Gold Fundamentals Are Being Ignored
Commodities / Gold & Silver Mar 30, 2008 - 07:38 PM GMT
Almost every article on gold seems to be stating that the yellow metal is being bought up due to these troubled economic times. If I hear the words “safe haven” again, I'm going to be sick. In other words, it is proposed that investors will lose confidence in the value of the dollar and revert back to the olden days of bartering in physical goods. Analysts are throwing around ridiculous forecasts for gold of $2,000, $5,000, even $100,000 per troy ounce.
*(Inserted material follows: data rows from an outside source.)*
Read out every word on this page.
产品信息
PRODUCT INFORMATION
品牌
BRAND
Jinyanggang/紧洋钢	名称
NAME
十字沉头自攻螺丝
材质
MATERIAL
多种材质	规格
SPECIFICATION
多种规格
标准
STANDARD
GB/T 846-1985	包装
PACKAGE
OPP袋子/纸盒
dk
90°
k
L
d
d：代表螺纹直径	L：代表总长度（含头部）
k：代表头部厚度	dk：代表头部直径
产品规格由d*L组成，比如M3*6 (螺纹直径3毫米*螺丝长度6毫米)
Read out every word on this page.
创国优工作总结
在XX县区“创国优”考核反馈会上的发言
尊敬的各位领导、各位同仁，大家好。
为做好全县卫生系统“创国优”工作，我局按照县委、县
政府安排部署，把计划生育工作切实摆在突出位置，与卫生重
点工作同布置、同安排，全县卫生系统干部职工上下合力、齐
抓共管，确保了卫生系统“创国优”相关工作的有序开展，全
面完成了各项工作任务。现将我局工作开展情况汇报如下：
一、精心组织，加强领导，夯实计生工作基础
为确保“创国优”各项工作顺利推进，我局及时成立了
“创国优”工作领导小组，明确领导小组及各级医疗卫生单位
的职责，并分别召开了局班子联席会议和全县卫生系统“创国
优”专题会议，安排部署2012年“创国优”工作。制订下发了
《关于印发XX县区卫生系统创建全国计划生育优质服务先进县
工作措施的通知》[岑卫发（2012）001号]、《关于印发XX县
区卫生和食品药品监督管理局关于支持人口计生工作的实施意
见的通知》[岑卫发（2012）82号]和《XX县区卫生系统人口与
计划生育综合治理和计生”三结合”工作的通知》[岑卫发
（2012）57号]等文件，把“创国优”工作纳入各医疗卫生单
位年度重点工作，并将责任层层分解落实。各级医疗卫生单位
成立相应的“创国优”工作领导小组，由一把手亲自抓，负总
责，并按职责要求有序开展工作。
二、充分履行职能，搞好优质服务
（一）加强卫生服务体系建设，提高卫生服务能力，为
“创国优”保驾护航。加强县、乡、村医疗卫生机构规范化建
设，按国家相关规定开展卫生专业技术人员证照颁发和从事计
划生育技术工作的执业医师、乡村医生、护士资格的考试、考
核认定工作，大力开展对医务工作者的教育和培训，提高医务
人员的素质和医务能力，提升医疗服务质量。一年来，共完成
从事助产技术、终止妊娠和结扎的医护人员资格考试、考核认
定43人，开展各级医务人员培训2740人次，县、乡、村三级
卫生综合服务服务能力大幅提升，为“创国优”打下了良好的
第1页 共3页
This is balderdash. Gold is a commodity that is priced based on supply and demand factors like any other commodity. You could just as easily put your life savings into pork bellies. The buying power of the almighty dollar has been recently very stable, losing about 2 to 3 percent per year, which can be made up simply by investing in treasuries without having to store gold in your basement. Bernanke may be helicoptering billions of dollars to bail out investment firms, but the Federal Reserve is still keeping their eye on inflation. No, investors are not buying gold as a safe haven, they're buying gold to profit. Be careful. He who lives by the sword can easily die by the sword.
Supply
The gold supply side is not like oil. There is enough gold to last thousands of years. There is no cartel that metes gold to the markets to maintain prices. Gold generally doesn't get used up, it sits around waiting to be resold. As prices increase, more and more gold mines become economically viable. There is more motivation to take your unused jewelry to the pawn shop. Ten-carat gold starts to look as shiny as eighteen-carat gold. The IMF is eyeing their gold stores as a potential source of revenue to finance their operations. All these factors will add to the gold supply.
Demand
India , the world's largest gold consumer has curtailed their gold imports by over 60% in the last two quarters. Flat-screen televisions are replacing gold at weddings. Jewelry is being recycled at record rates. The world has not found any new radical industrial uses for gold, so this demand is stable. By far the greatest change in gold demand has been from hoarding. Street Tracks gold ETF has increased its inventories by a whopping 600 tonnes in three years. This has dramatically tightened the gold fundamentals and is the main cause for the current run-up in gold prices. The most amazing thing is that gold prices have only increased by 50% over this time, thereby showing the underlying weakness in this commodity. Try removing one quarter of the world's production of live cattle – beef prices would triple.
Gold demand is also inversely affected by price volatility. Volatility is the enemy of investors. Volatility means risk. As volatility increases, the less I have to buy to realize my profit objective. The volatility of gold prices has increased three-fold in the last year. This means I can buy one third the amount of gold to realize my profit objective or meet my stop-loss.
If gold prices start to fall, hoarding can very quickly reverse course. In this case the hoarders will be forced to plough back their holdings into a grumpy market when traders aren't exactly in the buying mood.
Gold bugs will start to get hurt this year or next. They'll stand resolutely by as the price drops to $900, $800, $700. However, eventually they'll come to the realization that they won't make their fortune this time and will be forced to sell, either by their broker's margin calls, or by their wife. Then the bottom will drop out on gold prices. There will be no safety net. Unlike with the stock market or house prices, the federal treasury will cheer mercilessly when gold prices start to plummet.
Comex Gold December 2009 puts are trading cheap at $620. There is a fortune to be made.